Buying a Call Option
If you’re a stock buyer who wants to purchase the option to buy stocks, consider first buying a call option. To buy a call option, follow these steps:
- Find a stock you want to buy. This should be a stock that you expect to increase in value. The idea is that you want to have the option to buy that stock before it rises too high.
- Buy the call option. The call option is your right, without being under any obligation, to buy a security (in groups of 100 shares) once the stock price reaches a predetermined amount before a predetermined expiration date.
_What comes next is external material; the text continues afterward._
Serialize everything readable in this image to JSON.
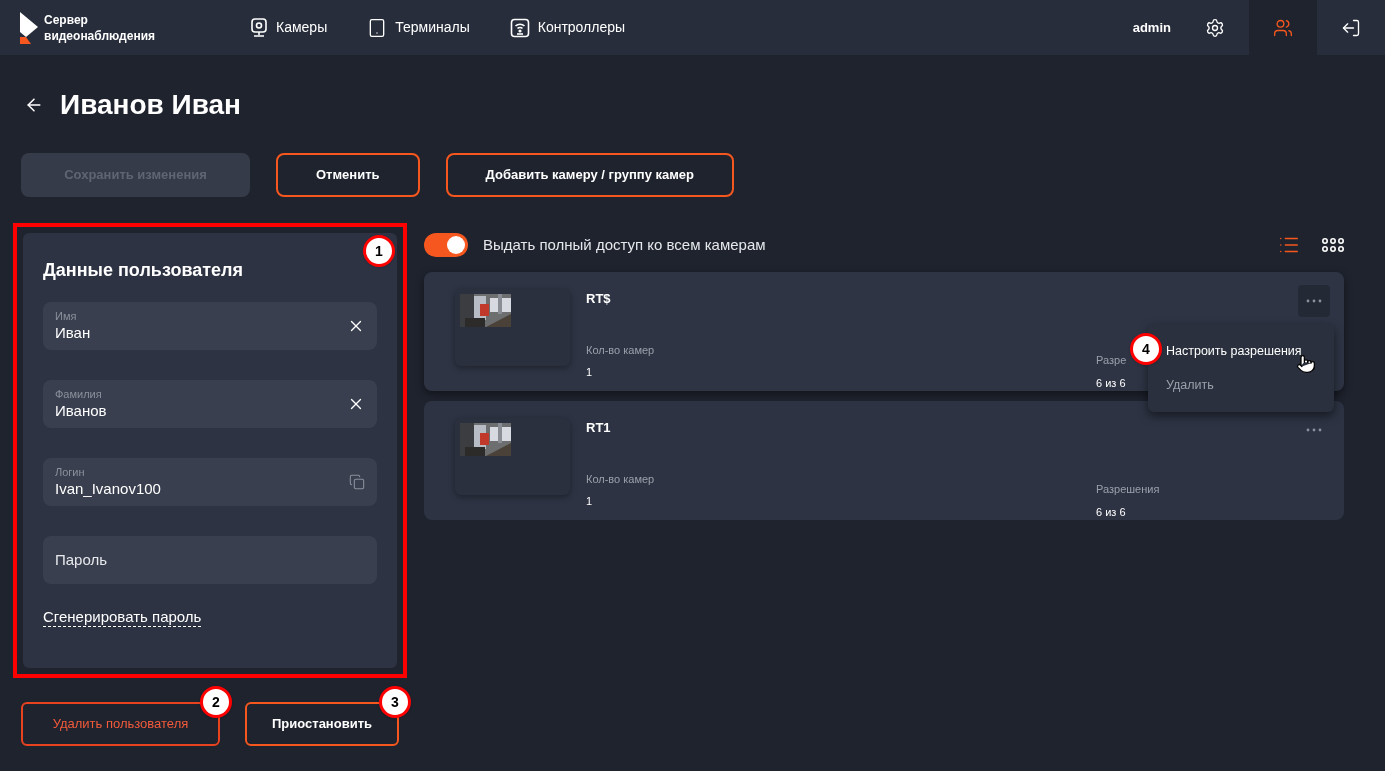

- Choose whether to exercise your call option or to sell your call. Once you have a call option, you may choose to sell the option if the stock isn’t moving, only losing the premium you paid for the option. Or, if you see that a stock is increasing in value, you may want to exercise your call option and buy the stock at the agreed-upon price. You don’t have to wait until the expiration date to make a move.
A security’s put/call ratio really does tell a story, guiding you in your next investment move. The ratio allows you to make a more educated decision when it comes to your investments and choose the right time to buy or sell securities so you can reach a maximum profit.